Xiaodong Ma mixes Kintsugi and 3D printing in a design critique to consumerism

In its Repairing Society series, the Chinese designer uses the concept of Kintsugi to repair common-use objects and 3D-printed grafts, critiquing our overconsumption society.

Repair not replace. That’s the main idea behind designer Xiaodong Ma’s “Repairing Society”, a collection of design objects intended as a social critique against consumerism and our culture of fast-replacement. 
Ma’s work challenges overconsumption and rethinks the value of everyday objects we commonly consider disposable. 
The designer accompanies the work with a series of one-line statements, acting as a manifesto of sort, from “Believe that old is better than new”, to “Planned Reuse”. The work focuses on different practices of repairing and designing for objects to be broken and repurposed gracefully.

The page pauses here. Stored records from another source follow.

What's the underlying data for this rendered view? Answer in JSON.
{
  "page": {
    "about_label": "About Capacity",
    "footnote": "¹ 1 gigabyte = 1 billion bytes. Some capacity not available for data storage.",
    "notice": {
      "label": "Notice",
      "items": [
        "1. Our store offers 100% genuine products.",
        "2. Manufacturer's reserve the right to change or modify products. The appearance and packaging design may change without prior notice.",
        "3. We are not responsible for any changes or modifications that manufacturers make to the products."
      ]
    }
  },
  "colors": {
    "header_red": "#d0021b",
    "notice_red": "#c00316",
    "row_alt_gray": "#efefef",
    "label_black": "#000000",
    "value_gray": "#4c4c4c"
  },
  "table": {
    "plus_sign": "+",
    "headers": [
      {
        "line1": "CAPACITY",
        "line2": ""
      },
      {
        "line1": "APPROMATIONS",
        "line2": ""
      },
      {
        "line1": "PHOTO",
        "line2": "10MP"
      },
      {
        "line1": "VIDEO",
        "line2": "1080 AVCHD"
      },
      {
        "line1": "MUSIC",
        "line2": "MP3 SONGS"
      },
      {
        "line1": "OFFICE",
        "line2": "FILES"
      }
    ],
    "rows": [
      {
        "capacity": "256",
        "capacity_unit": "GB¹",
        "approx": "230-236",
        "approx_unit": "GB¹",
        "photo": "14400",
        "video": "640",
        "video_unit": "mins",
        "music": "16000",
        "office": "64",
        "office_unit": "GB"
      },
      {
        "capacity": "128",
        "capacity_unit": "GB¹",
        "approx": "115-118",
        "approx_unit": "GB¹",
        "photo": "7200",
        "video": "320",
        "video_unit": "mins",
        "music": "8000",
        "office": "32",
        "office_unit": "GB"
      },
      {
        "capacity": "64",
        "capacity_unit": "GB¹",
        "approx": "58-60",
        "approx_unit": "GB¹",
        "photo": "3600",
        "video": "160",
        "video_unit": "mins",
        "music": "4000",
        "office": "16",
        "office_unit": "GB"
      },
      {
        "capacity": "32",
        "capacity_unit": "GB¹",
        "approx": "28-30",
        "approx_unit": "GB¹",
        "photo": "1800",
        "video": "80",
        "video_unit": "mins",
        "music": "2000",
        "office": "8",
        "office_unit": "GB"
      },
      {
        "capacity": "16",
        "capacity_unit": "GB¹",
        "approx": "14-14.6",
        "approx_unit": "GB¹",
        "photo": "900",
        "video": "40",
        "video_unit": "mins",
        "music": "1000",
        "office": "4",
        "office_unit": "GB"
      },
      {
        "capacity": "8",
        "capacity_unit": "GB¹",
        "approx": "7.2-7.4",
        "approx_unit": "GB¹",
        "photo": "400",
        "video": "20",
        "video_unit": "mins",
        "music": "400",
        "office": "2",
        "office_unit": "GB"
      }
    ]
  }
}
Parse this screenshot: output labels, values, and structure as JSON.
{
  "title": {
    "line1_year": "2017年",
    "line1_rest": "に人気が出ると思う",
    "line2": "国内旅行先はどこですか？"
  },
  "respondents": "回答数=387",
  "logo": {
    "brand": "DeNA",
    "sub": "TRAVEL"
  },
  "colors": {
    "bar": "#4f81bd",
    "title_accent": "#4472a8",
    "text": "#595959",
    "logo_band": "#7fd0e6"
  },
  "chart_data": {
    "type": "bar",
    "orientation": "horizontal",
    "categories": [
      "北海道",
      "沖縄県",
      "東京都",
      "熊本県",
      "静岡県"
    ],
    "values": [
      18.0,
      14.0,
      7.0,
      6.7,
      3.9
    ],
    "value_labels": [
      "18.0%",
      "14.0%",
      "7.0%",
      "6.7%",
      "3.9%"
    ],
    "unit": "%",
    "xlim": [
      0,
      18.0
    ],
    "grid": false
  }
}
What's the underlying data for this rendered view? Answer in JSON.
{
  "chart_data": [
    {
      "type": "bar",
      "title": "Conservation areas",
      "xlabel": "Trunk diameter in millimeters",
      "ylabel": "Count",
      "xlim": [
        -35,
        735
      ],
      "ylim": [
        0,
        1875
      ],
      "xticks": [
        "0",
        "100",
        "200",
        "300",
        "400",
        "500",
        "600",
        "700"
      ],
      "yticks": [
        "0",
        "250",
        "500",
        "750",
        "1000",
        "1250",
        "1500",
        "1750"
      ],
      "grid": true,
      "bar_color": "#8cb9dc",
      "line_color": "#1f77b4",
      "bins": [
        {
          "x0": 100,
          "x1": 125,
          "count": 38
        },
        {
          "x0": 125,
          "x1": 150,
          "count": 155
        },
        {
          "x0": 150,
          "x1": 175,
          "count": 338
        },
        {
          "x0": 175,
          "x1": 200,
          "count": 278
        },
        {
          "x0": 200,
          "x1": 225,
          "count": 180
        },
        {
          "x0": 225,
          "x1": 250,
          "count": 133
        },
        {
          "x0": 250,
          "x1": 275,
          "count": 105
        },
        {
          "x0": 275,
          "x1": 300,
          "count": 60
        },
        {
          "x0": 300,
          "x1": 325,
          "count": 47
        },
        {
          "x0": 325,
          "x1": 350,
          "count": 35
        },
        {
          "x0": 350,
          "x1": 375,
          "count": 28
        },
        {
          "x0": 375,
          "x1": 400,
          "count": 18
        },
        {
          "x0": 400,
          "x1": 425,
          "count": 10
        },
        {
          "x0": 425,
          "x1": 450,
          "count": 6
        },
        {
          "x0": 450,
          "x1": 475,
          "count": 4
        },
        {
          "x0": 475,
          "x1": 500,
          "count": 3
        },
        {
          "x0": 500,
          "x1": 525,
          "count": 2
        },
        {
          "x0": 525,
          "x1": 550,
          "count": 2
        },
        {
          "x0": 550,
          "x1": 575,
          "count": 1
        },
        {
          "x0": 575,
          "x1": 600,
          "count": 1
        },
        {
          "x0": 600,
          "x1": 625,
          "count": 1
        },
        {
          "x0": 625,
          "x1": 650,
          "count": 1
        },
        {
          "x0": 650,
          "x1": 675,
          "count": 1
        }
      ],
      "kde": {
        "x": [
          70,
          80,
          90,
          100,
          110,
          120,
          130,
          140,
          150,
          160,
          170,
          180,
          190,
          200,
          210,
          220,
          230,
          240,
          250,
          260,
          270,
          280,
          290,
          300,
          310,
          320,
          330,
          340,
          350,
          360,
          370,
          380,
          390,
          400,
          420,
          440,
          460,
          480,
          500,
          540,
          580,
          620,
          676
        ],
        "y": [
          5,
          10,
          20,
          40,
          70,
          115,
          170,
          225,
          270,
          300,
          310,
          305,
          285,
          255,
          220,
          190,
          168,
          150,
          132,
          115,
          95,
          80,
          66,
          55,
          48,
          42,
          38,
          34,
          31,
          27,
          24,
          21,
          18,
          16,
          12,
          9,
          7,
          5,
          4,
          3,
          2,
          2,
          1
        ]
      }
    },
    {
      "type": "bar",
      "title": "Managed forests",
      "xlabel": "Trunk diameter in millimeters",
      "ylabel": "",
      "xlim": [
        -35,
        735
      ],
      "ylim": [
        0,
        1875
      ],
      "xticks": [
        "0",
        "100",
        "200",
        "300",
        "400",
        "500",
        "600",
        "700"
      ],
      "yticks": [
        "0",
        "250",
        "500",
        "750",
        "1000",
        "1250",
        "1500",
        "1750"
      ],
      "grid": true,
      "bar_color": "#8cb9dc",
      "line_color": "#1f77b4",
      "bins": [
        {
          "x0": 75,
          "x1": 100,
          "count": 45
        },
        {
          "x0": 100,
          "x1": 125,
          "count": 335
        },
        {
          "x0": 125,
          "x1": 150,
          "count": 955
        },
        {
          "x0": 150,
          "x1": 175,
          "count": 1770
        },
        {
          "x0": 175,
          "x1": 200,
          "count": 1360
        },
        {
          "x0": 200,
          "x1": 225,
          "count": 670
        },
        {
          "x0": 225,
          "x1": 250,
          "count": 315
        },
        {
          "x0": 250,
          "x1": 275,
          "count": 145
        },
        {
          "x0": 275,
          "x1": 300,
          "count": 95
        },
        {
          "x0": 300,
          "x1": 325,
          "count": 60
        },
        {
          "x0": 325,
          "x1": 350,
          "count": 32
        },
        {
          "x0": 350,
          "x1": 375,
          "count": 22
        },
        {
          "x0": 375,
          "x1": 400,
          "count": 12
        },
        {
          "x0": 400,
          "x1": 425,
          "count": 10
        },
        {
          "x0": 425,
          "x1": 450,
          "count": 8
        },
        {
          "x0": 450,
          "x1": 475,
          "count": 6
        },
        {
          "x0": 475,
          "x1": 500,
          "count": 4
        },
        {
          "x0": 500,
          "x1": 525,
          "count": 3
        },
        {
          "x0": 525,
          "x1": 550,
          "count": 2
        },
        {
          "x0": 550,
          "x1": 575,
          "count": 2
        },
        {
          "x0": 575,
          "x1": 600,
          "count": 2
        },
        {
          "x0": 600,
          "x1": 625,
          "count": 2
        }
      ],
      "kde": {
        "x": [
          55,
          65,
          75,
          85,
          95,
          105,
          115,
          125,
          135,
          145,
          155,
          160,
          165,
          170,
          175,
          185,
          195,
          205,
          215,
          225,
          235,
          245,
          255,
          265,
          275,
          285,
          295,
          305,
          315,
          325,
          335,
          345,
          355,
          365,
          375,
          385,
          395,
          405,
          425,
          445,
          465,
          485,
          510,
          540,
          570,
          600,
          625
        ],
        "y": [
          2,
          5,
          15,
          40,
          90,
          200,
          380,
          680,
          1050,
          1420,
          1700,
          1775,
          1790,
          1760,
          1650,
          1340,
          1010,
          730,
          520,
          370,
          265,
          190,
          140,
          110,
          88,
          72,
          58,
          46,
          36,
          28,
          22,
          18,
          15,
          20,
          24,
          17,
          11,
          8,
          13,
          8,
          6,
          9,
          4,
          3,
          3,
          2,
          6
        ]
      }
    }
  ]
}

Xiaodong Ma’s “Repairing Society”. Photo Xiaodong Ma

For his collection, Ma employed processes such as Kintsugi, the Japanese technique of repairing broken pottery with a porcelain paste mixed with gold, or 3D-scanning and 3D-printed plastic grafts to fix objects (such as a woven basket) that miss entire pieces. The result is a poetic call to rethink our relationship with objects and consumption along three main tenets: Repair (Broken is better than new), Graft (Recombining for Repurpose), and Autotomy (Design for broken).

The concept of grafting, in particular, is the one that creates the most interesting and unexpected objects, such as a watering cup formed by a watering neck and a broken cup or a cup-glass created by mixing the handle of a broken teapot with a broken standard IKEA glass.